Processors are critical to just about every modern product and industry, not just phones and laptops. They are used to control cars, refrigerators, military hardware, toys and power plants. A global chip shortage triggered by the COVID pandemic kept products like Ford F-150 pickups and Sony PlayStations out of customers' and revealed just how vulnerable global supply chains are.

The TSMC expansion comes weeks after of Micron's $20 billion "megafab" investment in New York announced in October, which ultimately could reach $100 billion, and Intel's announcement of $20 billion in two new fabs outside Columbus, Ohio, which also could reach $100 billion investment this decade.

More disruptions are possible. Russia's invasion of Ukraine showed that political borders aren't necessarily fixed. That has particular importance to Taiwan, the island nation that China claims as its own and that's home to most of TSMC's manufacturing.

Related video: 'A really significant milestone': Biden to visit Arizona chip maker facility
Duration 3:52

All these forces combined to nudge Congress into passing the CHIPS and Science Act. It promises nearly $53 billion in subsidies for fabs, research into the semiconductor technology that underpins processors and spending to train future workers.
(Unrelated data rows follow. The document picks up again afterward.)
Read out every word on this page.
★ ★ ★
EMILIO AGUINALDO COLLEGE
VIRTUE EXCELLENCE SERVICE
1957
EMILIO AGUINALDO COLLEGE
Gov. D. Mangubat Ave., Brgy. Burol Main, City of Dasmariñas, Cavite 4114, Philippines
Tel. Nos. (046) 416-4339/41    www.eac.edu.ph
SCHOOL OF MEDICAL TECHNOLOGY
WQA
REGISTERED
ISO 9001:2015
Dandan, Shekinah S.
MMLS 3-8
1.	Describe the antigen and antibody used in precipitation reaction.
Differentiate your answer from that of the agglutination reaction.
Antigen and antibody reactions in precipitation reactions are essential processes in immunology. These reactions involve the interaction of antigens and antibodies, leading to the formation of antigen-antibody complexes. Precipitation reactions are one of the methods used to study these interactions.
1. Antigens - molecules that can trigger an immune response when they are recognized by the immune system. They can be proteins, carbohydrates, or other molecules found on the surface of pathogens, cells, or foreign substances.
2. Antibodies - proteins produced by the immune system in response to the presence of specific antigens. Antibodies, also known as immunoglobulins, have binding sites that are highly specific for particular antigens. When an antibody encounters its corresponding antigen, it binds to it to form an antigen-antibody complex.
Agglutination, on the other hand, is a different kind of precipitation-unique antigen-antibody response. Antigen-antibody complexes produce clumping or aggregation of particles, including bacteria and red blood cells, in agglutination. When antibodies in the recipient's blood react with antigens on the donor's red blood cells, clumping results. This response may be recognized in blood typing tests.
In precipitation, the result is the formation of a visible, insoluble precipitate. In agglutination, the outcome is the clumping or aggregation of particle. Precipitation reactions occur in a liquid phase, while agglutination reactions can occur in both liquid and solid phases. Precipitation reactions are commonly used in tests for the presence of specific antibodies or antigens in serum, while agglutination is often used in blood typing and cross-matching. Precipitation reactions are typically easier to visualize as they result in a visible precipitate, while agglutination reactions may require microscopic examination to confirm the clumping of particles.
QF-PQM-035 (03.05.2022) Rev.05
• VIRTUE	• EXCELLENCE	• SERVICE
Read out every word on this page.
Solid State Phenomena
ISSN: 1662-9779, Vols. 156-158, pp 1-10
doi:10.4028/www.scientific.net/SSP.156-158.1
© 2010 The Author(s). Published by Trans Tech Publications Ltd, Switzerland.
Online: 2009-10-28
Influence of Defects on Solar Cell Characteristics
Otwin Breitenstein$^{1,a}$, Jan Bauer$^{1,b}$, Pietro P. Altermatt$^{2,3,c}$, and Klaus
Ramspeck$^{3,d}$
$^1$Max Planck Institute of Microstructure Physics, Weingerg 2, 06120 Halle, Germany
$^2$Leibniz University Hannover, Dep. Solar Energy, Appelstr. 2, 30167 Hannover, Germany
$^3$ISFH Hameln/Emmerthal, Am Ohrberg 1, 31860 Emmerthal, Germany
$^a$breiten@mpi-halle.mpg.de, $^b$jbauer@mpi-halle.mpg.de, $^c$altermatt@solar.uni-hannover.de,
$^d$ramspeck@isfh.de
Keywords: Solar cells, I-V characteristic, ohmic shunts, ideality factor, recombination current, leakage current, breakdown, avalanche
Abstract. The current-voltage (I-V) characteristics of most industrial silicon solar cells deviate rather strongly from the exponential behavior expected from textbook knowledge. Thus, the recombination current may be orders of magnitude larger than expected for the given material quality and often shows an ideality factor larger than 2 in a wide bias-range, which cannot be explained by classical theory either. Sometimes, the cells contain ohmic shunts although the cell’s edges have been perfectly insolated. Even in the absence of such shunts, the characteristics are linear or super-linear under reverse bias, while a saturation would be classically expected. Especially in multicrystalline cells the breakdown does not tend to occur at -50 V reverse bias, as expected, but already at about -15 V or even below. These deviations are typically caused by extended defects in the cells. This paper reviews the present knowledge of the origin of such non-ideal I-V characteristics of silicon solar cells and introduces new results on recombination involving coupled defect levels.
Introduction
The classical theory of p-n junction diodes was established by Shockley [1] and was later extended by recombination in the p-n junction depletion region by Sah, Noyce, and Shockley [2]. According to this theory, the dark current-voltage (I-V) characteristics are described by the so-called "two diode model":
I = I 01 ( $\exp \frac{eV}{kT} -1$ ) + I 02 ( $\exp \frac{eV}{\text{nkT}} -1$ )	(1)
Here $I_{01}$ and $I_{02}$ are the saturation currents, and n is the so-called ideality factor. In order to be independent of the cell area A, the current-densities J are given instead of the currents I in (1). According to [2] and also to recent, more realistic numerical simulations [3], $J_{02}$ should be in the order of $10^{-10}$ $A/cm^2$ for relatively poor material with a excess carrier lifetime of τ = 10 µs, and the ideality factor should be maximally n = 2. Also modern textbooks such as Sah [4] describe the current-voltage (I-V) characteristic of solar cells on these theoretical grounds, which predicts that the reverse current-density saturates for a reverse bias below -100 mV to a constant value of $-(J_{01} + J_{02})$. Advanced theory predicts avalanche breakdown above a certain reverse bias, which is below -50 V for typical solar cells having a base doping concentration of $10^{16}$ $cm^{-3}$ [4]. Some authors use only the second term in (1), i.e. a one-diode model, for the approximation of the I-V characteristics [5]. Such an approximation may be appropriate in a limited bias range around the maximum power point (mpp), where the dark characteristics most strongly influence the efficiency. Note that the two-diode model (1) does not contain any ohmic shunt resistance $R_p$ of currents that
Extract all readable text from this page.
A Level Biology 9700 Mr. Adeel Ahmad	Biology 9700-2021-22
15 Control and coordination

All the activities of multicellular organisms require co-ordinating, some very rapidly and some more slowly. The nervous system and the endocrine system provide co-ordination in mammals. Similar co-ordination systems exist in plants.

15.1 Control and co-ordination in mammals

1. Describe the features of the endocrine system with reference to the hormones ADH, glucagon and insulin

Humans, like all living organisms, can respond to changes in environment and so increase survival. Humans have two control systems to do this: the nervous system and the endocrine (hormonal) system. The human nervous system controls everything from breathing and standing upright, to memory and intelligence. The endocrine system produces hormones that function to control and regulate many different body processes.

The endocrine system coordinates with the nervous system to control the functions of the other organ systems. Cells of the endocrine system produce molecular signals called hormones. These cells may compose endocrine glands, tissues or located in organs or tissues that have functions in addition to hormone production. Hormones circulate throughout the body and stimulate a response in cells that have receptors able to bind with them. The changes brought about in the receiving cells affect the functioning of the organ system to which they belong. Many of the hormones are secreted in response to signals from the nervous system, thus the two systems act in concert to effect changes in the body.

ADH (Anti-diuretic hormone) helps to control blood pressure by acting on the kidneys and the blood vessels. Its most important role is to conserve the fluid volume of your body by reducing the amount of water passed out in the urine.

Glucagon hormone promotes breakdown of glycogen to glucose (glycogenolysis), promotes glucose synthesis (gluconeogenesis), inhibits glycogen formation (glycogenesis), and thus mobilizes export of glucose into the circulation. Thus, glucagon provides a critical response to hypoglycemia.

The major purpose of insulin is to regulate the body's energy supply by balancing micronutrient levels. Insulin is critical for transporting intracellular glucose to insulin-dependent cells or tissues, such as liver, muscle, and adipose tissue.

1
And it's a much more assertive industrial policy than the US had in the past, when most chipmaking moved overseas to its current stronghold in Asia.

"We saw during the pandemic that something that we took for granted, global supply chains, were actually a key vulnerability for economic and our national security," Ronnie Chatterji, acting deputy director for industrial policy at the White House's National Economic Council, said in a press briefing.

Biden lobbied for the CHIPS funding and has touted it often as a success in rebuilding US manufacturing abilities. The idea is to try to encourage private companies to make their own investments knowing they'll find an economically favorable climate.

"This is a marked departure from the economic philosophy that has governed for much of the last 40 years in this country," said Brian Deese, director of the National Economic Council. With the old strategy, "you said that government should get out of the way, cut taxes for large companies, cut regulations, and assume that the American economy American families would benefit."

The new policy can mean a subsidy of about $3 billion to boost fab construction that otherwise costs about $10 billion. That makes the US more competitive with Asian countries like Taiwan, South Korea and China, Intel CEO Pat Gelsinger has said. Intel has a major presence in Chandler, immediately next to Phoenix, and is building $20 billion in new fabs there.

Building fabs takes a long time. TSMC broke ground on its 5nm fab in April 2021, and it won't start producing chips until 2024. The newly announced 3nm fab won't make chips until 2026.

TSMC's Arizona fabs will employ about 10,000 people overall, 4,500 of them working directly for TSMC. In addition, building the fabs employs more than 10,000 construction workers, the company said.

In addition to the over 10,000 construction workers who helped with construction of the site, TSMC Arizona's two fabs are expected to create an additional 10,000 high-paying high-tech jobs, including 4,500 direct TSMC jobs. When complete, TSMC Arizona's two fabs will manufacture over 600,000 wafers per year, with estimated end-product value of more than $40 billion.

One big fan of TSMC's expansion is Nvidia, which relies on TSMC to manufacture its graphics chips and AI accelerators. "Bringing TSMC's investment to the United States is a masterstroke and a game-changing development for the industry," CEO Jensen Huang said in a statement.

Deese and Chatterjee stopped short of promising that the new investments would benefit from the CHIPS funding. Details of how to apply won't even arrive until the first quarter of 2023. But they pointed to comments from chip manufacturing executives who touted the legislation as a reason for their US investments.

"The passage of the CHIPS and Science Act was absolutely critical in providing the long-term certainty for companies like TSMC to expand their footprint and really expand their investment commitment to the United State," Deese said.